MRP attenuation bias
MRP has had some problems historically around regularisation and attenuation. For the UK general election, we deployed an ‘unwinding’ adjustment to account for this, which made a tangible difference to overall seat counts. Any unwinding adjustment for our US MRP, however, would not make a difference to the overall outcome and no states would change hands, so we have opted not to take the added risk of implementing one. Some results at the extremes (e.g. District of Columbia) may display smaller leads for the Democrats than we actually see.
Late swing
While confidence intervals are included in the data tables, please note that these are confidence intervals within each poll or MRP model itself. Our 95% confidence intervals give us an idea of the likely range of results the same poll/model would produce if we ran it again with a different set of respondents. A candidate having a lead outside the margin of error should therefore not be read as a certain victory. These intervals do not account for other sources of error, like the polls moving in the days before the election following the completion of our fieldwork.
Non-response bias
Although our polls are weighted by past vote (with an adjustment for false voting recall so we don’t end up with too many 2020 non-voters), it’s possible that the kinds of respondents for each party who answer our surveys differ significantly from those who do not. This is what’s known in the industry as ‘non-response bias’. For example, if people who have switched their vote from the last election are less likely to respond to surveys than party loyalists, our poll results may underestimate the degree of change since the last presidential election.

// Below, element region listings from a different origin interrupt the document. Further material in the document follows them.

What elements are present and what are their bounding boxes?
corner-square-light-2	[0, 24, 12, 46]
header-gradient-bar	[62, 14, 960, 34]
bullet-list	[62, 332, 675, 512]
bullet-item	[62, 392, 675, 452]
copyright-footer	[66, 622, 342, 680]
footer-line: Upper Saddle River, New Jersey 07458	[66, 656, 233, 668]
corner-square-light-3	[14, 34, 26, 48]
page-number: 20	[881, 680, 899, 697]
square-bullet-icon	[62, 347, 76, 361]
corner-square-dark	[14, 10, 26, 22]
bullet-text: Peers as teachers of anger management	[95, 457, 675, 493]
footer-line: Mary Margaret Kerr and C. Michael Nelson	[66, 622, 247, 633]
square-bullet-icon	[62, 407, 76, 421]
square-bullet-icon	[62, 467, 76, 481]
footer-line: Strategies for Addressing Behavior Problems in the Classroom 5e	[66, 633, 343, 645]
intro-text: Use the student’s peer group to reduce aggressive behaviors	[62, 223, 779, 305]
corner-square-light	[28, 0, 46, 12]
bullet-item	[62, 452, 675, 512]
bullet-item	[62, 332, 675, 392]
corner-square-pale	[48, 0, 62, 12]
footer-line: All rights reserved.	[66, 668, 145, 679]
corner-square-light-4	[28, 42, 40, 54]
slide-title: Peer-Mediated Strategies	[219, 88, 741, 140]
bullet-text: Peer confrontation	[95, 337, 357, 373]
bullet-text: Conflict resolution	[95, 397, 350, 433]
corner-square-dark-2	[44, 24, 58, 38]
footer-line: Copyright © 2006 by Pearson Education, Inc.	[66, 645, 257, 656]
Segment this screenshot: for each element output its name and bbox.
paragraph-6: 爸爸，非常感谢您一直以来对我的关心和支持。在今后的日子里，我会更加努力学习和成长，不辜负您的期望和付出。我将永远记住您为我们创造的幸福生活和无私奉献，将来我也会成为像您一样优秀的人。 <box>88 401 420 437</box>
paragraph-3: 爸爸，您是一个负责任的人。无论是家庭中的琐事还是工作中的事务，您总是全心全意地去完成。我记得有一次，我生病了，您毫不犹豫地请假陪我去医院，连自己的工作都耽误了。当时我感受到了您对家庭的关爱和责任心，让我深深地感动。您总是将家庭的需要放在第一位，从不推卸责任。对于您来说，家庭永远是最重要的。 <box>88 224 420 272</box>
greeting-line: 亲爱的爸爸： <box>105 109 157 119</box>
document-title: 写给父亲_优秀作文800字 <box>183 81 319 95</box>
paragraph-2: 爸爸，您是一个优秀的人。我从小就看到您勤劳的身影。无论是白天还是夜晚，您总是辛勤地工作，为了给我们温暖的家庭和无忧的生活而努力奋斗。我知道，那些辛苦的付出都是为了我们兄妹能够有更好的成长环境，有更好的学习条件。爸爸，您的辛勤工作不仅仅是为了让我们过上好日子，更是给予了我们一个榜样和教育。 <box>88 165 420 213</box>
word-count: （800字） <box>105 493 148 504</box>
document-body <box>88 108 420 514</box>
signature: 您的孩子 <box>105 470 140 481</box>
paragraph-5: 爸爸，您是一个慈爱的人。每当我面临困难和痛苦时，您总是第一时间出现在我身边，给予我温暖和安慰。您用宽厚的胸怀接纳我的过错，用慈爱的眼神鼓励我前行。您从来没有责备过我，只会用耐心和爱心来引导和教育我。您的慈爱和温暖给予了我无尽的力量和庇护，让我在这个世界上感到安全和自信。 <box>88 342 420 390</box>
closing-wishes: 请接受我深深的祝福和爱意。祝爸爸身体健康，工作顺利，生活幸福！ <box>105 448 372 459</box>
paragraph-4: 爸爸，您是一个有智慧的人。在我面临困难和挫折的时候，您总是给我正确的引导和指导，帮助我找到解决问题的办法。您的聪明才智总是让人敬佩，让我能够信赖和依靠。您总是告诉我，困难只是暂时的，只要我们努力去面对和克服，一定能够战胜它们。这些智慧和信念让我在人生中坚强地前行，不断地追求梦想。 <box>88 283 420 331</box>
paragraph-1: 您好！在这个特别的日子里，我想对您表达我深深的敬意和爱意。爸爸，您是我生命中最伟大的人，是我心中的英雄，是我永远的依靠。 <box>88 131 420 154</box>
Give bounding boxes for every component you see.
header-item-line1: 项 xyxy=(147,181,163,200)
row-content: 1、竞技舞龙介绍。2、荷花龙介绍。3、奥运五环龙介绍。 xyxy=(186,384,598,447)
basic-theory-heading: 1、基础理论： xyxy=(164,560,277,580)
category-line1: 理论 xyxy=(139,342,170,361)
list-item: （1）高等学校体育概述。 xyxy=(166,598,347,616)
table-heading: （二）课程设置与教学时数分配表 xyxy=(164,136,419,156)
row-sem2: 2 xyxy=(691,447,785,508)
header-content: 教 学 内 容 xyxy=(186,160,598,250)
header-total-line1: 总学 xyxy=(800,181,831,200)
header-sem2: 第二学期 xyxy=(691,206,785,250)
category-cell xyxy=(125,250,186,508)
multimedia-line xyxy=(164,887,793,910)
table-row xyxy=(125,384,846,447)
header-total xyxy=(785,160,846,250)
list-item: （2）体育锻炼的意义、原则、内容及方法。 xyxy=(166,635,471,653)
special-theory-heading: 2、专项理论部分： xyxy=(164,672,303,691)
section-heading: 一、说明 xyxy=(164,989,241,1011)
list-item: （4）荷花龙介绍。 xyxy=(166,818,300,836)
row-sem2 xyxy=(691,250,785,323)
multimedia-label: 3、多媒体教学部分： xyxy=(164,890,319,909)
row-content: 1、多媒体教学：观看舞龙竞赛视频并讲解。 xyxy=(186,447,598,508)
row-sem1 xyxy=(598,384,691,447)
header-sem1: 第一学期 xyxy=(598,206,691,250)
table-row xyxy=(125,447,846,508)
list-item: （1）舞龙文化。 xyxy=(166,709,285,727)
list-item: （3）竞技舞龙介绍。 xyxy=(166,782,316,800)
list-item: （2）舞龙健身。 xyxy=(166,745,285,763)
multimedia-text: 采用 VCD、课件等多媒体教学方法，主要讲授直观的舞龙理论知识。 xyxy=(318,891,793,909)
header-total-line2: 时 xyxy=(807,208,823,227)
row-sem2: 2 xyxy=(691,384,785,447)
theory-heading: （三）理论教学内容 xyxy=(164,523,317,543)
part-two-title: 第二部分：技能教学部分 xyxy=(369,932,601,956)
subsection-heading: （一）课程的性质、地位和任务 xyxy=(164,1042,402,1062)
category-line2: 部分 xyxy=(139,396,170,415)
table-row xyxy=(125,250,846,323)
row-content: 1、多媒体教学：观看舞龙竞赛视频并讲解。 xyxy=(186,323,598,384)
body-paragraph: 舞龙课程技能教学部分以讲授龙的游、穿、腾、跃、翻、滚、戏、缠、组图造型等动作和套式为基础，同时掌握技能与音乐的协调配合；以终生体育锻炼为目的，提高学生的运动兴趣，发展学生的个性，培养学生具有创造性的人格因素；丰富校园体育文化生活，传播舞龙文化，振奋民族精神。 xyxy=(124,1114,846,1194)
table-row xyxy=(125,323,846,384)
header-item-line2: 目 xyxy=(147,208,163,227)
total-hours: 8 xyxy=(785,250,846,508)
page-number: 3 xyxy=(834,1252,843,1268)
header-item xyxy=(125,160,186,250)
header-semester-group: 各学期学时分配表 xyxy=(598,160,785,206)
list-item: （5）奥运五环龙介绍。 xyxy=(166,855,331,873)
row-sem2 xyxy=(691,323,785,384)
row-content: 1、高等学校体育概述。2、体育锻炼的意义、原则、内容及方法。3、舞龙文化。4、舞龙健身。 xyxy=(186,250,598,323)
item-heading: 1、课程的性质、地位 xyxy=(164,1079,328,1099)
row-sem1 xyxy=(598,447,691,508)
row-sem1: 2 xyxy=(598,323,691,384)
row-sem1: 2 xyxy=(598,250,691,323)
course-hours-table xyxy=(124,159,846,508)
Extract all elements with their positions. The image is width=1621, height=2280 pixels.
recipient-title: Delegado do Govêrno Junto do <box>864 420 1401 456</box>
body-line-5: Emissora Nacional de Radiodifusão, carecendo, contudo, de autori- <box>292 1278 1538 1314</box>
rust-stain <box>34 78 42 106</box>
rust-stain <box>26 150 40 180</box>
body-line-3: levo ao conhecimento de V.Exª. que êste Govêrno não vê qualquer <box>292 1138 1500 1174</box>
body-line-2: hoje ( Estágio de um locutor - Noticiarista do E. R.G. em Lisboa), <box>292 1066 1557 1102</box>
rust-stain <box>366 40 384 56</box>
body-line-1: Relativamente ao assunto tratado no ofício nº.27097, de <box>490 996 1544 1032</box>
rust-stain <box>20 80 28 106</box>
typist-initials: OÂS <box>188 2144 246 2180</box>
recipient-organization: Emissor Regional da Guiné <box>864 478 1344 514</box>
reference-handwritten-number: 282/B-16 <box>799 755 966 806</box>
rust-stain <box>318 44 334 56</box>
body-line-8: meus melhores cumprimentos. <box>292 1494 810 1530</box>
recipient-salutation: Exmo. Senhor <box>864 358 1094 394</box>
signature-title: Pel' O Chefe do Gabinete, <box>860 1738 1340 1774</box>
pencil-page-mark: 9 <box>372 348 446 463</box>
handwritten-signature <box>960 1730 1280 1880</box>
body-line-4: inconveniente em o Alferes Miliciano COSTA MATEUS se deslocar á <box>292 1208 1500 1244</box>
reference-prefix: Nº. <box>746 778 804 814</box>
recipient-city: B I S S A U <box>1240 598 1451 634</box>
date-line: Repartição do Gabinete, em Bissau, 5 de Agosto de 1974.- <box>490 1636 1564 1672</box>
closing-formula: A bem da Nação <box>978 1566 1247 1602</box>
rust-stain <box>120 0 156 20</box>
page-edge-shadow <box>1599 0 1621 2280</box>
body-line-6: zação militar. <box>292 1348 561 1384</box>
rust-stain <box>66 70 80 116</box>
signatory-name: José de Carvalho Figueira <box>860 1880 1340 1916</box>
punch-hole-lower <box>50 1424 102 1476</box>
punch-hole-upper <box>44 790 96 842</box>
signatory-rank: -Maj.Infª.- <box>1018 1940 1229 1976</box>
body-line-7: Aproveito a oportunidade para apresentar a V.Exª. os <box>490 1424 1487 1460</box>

Trust levels / vaccination status
One theory as to the Trump polling misses in 2016 and 2020 is the high degree of correlation between the Trump base and distrust in institutions, which was tied very closely to COVID-19 vaccination status in 2020. One of the biggest predictors of Trump support in that election at the county level was the proportion of the population who had received the vaccine.
It stands to reason that people with distrust in institutions would be less likely to respond to surveys – especially when surveys so notably underestimated Trump at the last two elections, perhaps sowing greater distrust in the industry among the MAGA faithful. Although weighting by vaccination status did not alter the outcome of our polls or MRP to any significant degree, it’s possible that hard-to-reach groups will surprise the pollsters once again.